You are to implement the matrix multiply defined in Lab #8 in 12 clock cycles or less and to operate at a clock frequency of not less than 25 Mhz. This will illustrate the resource versus time tradeoff that is present in all digital system designs.

To Do

. You are to implement the matrix multiply defined in Lab #8 in 12 clock cycles or less and to operate at a clock frequency of not less than 25 Mhz. There are no resource limitations; use as many multipliers, adders, registers, RAMs etc as you want. The device must be the EPF10K20RC240-4 (Flex 10K, note the speed grade!!!!) The interface to the design has been altered to define two modes of operation: continuous mode and normal mode.
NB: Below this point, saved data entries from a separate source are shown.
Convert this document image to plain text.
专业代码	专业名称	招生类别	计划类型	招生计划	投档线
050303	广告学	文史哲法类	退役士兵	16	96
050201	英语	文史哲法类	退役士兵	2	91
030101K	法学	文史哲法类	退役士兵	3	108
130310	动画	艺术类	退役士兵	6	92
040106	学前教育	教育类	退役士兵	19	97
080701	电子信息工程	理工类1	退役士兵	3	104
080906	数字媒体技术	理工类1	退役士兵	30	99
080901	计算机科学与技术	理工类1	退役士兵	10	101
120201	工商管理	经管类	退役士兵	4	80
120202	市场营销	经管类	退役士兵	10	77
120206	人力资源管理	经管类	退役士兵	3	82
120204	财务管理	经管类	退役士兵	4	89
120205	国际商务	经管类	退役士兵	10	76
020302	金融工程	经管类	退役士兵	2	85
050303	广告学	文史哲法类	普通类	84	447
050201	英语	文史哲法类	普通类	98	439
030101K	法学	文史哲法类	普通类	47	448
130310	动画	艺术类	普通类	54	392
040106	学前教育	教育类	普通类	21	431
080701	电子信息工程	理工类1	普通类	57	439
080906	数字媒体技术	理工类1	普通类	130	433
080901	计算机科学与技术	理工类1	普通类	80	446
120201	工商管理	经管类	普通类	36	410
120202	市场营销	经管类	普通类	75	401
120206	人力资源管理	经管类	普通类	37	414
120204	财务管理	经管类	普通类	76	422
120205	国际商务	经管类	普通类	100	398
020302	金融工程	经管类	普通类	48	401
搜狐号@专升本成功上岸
The new interface for mmult is defined as follows:

Inputs

clk, reset - clock and asynchronous reset
din[8..0] - data bus for both 9-bit matrix coefficients and 8-bit coordinates
cf_load - used to load the 16 matrix coefficients
start - used to input the 4 coordinate values and start a computation

Outputs

dout[7..0] - output bus for transformed coordinates
busy - asserted when either coefficient values are being loaded or a matrix operation is being performed
output_rdy - asserted when either coeffs or dout contains valid data
input_rdy - asserted when ready for new coordinate data

There are two main changes from the previous implementation:

The cf_dump input has been dropped. You do not have to be able to output the matrix coefficients. This was only included for debugging purposes last time. This should help reduce the number of needed states in your FSM.
The operation of the start input has been expanded to define two modes of operation: normal mode, and continuous mode. In normal mode, the start line is asserted for one clock cycle, and the din bus is assumed to have the X matrix coordinate, with the Y, Z, W values following on successive clock cycles. After the computation is finished, the ASIC returns to waiting for either start or cf_load assertion. In continuous mode, the start line is held high. After the first computation, the ASIC asserts the input_rdy line indicating that it is ready for another coordinate. The X,Y,Z,W values should follow on four successive clock cycles on the din bus after the assertion of input_rdy. To exit continuos mode, the start line must be negated at most two clock cycles after input_rdy has been asserted. The ASIC will finish the matrix multiply for the coordinates just entered, and then return to waiting for assertion of either start or cf_load. While the ASIC is waiting for assertion of either start or cf_load, the input_rdy output should be asserted.

Clock Cycle Constraint

The clock cycle constraint of 12 clocks is measured between falling edges of the input_rdy output while in continuous mode (this number of clocks defines the initiation rate of the design). The smallest possible number of clocks is 4; this represents a continuous stream of X,Y,Z,W values on the DIN bus.

Extra Points

You can earn extra points in two ways:

For every Mhz above 25 Mhz, you earn 1 extra point. There is no maximum to this bonus.
For every clock cycle below 12 for the initiation rate, you earn 2 extra points. You earn a 10 point bonus for an initiation rate = 4, for a maximum bonus of 20 points.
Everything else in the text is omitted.